В Публичную библиотеку я ходил не просто так, себя показать, а по тому же наитию, которое заставляет чувствительные натуры посещать кладбища. Но это даже не кладбище, это то, чему нет названия. Всем людям хватает на земле и в земле места, всем буквам хватает места в этой пустоте, дающей ощущение чего-то очень плотного и прочного. Публика сидит за столами, столы стоят крепко — и все равно кажется, что столоверчение идет полным ходом. Или вечно — как роман без конца и названья — длится спиритический сеанс, или читатели воображают себя заклинателями духов. Мне здесь всегда кажется, что духи-то, пожалуй, мы, а не они. И не мы ИХ Вызываем, а они пытаются нас изгнать — мужественный, усердный, тщетный экзорсизм. А может, эти усилия не пропадают даром — поэтому и публика в Публичной библиотеке жалкая, бледная, внезапно вздрагивающая и рассеянная. Кому помешал перечень необходимых мне вещей? Но раз уж его отсутствие так необходимо, повесьте хотя бы перечень духов, которых следует преимущественно вызывать в тот или иной день. Иначе всем телом начнешь верить в собственную призрачность и натворишь страшных дел — за которые бесов и гонят поганой метлой из благоустроенного мироздания.
А милосердие я в конце концов нашел в сберкассе, наблюдая, как самые разные люди помогают старикам рисовать эти чертовы нули на платежках за новый паспорт.
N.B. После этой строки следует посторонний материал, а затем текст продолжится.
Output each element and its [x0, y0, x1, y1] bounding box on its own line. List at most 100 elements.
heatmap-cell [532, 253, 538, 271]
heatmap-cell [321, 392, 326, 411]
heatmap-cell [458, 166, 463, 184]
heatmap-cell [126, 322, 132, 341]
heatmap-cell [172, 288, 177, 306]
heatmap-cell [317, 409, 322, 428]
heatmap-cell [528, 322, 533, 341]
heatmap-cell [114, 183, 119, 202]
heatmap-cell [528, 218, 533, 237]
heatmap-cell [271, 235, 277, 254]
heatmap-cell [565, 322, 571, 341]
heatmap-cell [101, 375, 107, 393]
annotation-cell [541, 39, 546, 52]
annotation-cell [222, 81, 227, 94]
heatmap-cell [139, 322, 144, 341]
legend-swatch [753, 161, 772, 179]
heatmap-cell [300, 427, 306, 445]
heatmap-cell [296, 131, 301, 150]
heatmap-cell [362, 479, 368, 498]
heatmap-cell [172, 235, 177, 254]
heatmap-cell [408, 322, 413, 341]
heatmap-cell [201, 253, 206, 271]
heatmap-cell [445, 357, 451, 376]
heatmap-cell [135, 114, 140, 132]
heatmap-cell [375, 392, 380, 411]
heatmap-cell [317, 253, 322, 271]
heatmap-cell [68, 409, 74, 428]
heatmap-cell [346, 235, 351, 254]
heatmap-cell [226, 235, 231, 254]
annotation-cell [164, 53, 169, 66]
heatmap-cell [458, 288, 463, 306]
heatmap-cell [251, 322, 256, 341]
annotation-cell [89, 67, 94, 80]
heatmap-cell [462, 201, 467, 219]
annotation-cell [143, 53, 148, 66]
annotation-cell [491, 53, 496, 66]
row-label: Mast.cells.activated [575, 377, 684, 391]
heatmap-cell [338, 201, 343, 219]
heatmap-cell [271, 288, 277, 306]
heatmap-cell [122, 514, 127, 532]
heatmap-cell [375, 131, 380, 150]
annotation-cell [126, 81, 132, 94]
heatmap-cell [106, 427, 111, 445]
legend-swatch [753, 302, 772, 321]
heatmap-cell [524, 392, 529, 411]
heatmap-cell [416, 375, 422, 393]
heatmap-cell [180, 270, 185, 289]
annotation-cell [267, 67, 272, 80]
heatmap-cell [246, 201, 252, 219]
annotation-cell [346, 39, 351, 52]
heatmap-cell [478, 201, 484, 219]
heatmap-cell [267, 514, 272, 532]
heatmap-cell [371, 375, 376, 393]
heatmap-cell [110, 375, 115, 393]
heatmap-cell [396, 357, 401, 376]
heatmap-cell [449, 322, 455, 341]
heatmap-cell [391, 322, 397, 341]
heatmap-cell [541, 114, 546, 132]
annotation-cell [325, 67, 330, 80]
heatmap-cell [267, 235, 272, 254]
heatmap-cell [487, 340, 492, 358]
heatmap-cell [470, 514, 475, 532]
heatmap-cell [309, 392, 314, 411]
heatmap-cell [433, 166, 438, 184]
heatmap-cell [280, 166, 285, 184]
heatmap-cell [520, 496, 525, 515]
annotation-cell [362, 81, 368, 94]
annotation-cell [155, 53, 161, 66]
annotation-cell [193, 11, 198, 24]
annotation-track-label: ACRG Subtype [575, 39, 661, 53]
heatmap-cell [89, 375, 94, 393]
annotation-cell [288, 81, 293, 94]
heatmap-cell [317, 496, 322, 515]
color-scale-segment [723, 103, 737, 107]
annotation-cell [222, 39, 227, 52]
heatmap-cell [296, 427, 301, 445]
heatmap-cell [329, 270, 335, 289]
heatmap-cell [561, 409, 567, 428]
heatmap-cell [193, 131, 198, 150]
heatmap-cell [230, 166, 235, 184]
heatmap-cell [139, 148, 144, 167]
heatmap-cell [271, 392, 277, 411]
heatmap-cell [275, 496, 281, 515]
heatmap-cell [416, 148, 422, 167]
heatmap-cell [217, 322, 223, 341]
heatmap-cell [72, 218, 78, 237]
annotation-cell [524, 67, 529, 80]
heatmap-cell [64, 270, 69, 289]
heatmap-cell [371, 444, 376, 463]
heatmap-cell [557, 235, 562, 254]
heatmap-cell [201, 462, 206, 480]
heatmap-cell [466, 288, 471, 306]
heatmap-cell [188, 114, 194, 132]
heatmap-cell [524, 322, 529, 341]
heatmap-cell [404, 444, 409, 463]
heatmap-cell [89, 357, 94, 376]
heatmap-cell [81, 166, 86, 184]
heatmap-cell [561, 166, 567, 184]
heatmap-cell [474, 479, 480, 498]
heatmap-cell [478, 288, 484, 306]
Ну зачем новый паспорт людям, которые уже одной ногой в вечности? Вечность, что ли, удивлять?
Нотабене. «Сказал опять: учить ближнего есть испадение души — и желать возвесть его в доброе состояние есть великое разорение души. Почему, всякий раз, как учишь ближнего: сделай это или то, — так помышляй о себе и думай, что ты, взяв лом, разоряешь свой дом, желая устроить дом его».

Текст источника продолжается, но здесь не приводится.